Mais Chien du heaume, une fois, rien qu’une, blottie dans la lande au-dessus de la falaise, avait aperçu les baleines vivantes, avait vu leur dos rouler sous les vagues. Elle les avait regardées partir vers ce qu’elle ne connaissait pas. Du haut de sa falaise, le nez dans les herbes, elle avait suivi des yeux les bêtes libres de l’entrave du sable et des galets. Ceux du village connaissaient peut-être l’intime de leur chair et la tiédeur de leur sang, ils savaient le bruit de leur viande sous leurs couteaux, mais l’enfant, elle, avait entrevu leur nage, leur vol dans un ciel si lourd qu’il en était tombé, si lourd qu’il s’était fait océan.
Alors la tête de Chien se fit plus pesante encore de ce souvenir, comme si quelque chose des baleines y était resté, comme si elles y nageaient toujours. Elle eut la soudaine envie de plonger dans leur sillage comme une feuille tombée dans l’eau, et n’avoir plus que des songes dolents de coquillage. Car c’était cette falaise qui se rappellerait du nom de Chien, la seule et l’unique, tout autant que, désormais, la mercenaire se souviendrait de cette lande seule, de l’odeur de ses herbes et du cri de ses oiseaux. Mais si cette terre était celle de son enfance, le monde était tant et si plein de grèves, de galets et d’oiseaux moqueurs que le souvenir ne servait à rien ; seulement à lui brûler encore les entrailles de ce nom qui ne savait se prononcer.

***

Je vais te faire comprendre qu’un nom n’est pas rien, et qu’un pauvre mot peut tout changer. Je sais que je n’ai pas ton excellence de parole ; j’ai rencontré beaucoup de mauvais conteurs, et toute bouche n’est pas bec de rossignol, je ne l’ignore pas. Chien du heaume, on m’appelle, puisqu’il le faut bien, et peut-être que ma gueule ne sait qu’aboyer. Mais tu écouteras tout de même. Je ne sais pas les mots doux modelés sur une langue de miel… Moi, je ne sais que la voix du fer, de la tempête et des cris des hommes. C’est mon père qui me les a apprises, et voilà tout ce que je sais dire.

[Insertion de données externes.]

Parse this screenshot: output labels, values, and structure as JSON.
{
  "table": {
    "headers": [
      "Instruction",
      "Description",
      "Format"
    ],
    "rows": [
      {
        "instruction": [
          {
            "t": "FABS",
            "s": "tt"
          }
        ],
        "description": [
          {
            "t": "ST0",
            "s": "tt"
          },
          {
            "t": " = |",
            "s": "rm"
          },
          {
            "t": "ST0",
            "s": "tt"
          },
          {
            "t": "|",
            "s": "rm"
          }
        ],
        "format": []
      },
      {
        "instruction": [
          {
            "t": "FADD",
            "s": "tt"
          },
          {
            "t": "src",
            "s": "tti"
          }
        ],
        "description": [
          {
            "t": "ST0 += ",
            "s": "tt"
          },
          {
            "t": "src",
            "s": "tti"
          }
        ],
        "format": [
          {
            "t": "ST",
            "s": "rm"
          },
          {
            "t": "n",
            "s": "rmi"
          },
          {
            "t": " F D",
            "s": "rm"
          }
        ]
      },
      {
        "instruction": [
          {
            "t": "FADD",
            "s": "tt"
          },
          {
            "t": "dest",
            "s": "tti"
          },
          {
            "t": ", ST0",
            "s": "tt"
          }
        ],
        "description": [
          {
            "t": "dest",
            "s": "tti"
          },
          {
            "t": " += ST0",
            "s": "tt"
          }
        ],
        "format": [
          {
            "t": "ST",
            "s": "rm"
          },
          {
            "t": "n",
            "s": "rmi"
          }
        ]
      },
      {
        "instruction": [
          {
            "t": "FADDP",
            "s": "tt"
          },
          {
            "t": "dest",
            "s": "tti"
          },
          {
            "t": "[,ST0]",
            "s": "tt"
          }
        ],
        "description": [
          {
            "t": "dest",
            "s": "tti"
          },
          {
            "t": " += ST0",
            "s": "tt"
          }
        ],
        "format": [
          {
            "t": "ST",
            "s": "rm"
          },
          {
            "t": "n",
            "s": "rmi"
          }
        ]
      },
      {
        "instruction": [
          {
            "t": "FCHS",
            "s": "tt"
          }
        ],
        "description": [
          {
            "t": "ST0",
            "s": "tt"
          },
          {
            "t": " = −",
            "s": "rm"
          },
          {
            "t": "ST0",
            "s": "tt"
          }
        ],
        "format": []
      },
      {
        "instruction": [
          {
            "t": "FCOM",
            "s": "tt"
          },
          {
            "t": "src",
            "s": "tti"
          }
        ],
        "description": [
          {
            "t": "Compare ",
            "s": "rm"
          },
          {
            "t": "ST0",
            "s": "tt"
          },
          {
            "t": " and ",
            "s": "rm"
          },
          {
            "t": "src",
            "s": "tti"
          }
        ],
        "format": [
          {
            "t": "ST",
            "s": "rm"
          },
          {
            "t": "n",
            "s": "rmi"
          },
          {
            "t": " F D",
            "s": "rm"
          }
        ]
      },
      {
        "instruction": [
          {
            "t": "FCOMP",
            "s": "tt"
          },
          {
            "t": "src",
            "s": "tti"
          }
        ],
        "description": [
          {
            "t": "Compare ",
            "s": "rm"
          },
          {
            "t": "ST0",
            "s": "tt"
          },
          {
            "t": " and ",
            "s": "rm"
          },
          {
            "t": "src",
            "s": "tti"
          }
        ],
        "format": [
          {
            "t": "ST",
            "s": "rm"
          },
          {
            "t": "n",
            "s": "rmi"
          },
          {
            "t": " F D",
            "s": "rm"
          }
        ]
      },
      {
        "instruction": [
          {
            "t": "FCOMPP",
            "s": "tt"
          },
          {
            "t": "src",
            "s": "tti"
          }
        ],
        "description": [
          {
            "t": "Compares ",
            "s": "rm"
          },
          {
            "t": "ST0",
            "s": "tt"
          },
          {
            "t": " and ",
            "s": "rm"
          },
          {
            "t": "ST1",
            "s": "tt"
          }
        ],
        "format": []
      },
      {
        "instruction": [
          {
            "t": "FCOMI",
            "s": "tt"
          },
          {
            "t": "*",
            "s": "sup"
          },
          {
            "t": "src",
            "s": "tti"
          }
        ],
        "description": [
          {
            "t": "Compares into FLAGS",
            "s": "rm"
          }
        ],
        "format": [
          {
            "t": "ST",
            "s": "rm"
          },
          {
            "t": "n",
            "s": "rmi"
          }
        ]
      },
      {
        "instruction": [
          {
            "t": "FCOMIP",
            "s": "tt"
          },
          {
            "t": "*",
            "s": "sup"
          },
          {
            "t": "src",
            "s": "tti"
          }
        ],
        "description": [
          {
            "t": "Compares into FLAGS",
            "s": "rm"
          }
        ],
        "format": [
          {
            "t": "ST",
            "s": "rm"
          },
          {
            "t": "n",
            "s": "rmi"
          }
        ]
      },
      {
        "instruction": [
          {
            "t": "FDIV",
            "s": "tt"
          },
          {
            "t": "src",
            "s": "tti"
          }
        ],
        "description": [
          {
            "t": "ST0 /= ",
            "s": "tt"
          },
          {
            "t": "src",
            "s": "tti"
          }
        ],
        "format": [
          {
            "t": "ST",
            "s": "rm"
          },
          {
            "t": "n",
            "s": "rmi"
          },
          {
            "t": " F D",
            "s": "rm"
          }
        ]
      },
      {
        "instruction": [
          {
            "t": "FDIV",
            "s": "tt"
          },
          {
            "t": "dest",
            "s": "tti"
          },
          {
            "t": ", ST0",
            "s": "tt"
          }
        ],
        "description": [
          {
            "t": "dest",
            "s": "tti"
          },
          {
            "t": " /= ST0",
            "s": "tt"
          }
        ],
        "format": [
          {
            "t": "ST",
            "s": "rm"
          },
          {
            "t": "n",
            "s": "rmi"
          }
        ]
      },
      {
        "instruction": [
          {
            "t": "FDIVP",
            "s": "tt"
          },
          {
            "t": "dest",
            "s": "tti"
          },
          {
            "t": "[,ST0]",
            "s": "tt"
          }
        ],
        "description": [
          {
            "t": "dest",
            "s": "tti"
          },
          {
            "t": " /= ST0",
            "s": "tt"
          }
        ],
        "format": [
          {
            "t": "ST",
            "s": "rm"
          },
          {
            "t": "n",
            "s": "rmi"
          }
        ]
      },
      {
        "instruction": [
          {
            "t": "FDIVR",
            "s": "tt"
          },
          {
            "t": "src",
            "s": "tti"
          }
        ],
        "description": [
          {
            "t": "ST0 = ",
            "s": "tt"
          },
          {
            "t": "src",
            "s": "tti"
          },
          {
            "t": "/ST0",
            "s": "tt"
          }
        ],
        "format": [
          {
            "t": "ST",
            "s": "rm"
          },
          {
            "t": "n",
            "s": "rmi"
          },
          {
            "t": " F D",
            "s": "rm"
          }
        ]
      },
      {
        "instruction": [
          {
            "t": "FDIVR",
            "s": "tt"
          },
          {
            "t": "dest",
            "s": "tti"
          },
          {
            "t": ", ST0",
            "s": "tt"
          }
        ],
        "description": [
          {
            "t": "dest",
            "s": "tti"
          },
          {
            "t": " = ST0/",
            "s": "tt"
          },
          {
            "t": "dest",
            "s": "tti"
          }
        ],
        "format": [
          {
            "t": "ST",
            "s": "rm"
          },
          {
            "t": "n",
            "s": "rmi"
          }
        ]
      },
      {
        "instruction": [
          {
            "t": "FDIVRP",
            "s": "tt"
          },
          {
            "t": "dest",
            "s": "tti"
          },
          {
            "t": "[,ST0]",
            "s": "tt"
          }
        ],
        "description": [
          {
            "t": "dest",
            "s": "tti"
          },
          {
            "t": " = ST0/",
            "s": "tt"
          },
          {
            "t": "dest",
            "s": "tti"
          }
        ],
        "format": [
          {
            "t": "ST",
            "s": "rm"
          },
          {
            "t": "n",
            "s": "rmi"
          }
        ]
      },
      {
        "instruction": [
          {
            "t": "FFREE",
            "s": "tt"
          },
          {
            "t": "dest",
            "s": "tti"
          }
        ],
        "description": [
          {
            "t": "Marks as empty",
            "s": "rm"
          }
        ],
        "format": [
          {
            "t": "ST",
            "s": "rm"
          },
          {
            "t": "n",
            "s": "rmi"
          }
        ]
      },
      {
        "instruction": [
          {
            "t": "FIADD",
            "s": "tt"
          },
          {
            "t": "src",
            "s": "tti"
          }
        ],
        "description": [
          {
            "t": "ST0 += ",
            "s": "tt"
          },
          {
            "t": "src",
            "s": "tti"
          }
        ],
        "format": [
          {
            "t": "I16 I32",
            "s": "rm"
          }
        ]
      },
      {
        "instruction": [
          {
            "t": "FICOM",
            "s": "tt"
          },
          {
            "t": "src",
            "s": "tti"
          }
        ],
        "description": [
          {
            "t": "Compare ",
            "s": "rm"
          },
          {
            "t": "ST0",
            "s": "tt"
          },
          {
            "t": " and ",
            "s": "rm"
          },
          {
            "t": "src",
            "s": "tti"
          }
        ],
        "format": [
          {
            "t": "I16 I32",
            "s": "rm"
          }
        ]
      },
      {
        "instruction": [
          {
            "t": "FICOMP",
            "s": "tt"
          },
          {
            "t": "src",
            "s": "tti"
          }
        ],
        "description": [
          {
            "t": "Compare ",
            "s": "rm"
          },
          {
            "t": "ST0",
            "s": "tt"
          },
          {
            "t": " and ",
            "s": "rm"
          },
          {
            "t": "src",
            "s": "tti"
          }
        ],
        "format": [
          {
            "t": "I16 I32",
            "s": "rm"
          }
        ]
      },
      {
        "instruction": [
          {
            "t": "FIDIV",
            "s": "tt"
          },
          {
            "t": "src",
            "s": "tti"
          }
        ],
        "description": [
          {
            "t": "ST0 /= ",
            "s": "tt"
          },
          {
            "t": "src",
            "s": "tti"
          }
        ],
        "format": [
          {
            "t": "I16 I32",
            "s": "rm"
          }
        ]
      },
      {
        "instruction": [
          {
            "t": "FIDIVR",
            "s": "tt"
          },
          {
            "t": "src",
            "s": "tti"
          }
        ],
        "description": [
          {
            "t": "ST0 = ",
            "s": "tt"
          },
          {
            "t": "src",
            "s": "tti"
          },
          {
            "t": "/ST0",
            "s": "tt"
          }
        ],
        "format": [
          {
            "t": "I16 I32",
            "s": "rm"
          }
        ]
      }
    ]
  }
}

» Tu jurais qu’un nom n’était rien ? Alors Tristesse je te nomme aujourd’hui, car tu n’as su que blesser les oreilles de ceux qui t’ont écouté. Dis tes adieux, Tristesse, et dis-les vite ; car je vois que tu n’aimes guère ton nouveau nom, alors en voilà un autre encore, et prononcé par une langue de fer qui parlera plus durement que la tienne ne l’a jamais su faire. Je gage que celui-ci te déplaira encore plus. Cadavre, voici qui tu es, et voilà ton baptême.
Et là-dessus, Chien du heaume le tira par les cheveux, lui coucha la face sur la table et lui décolla la tête d’un coup de hache.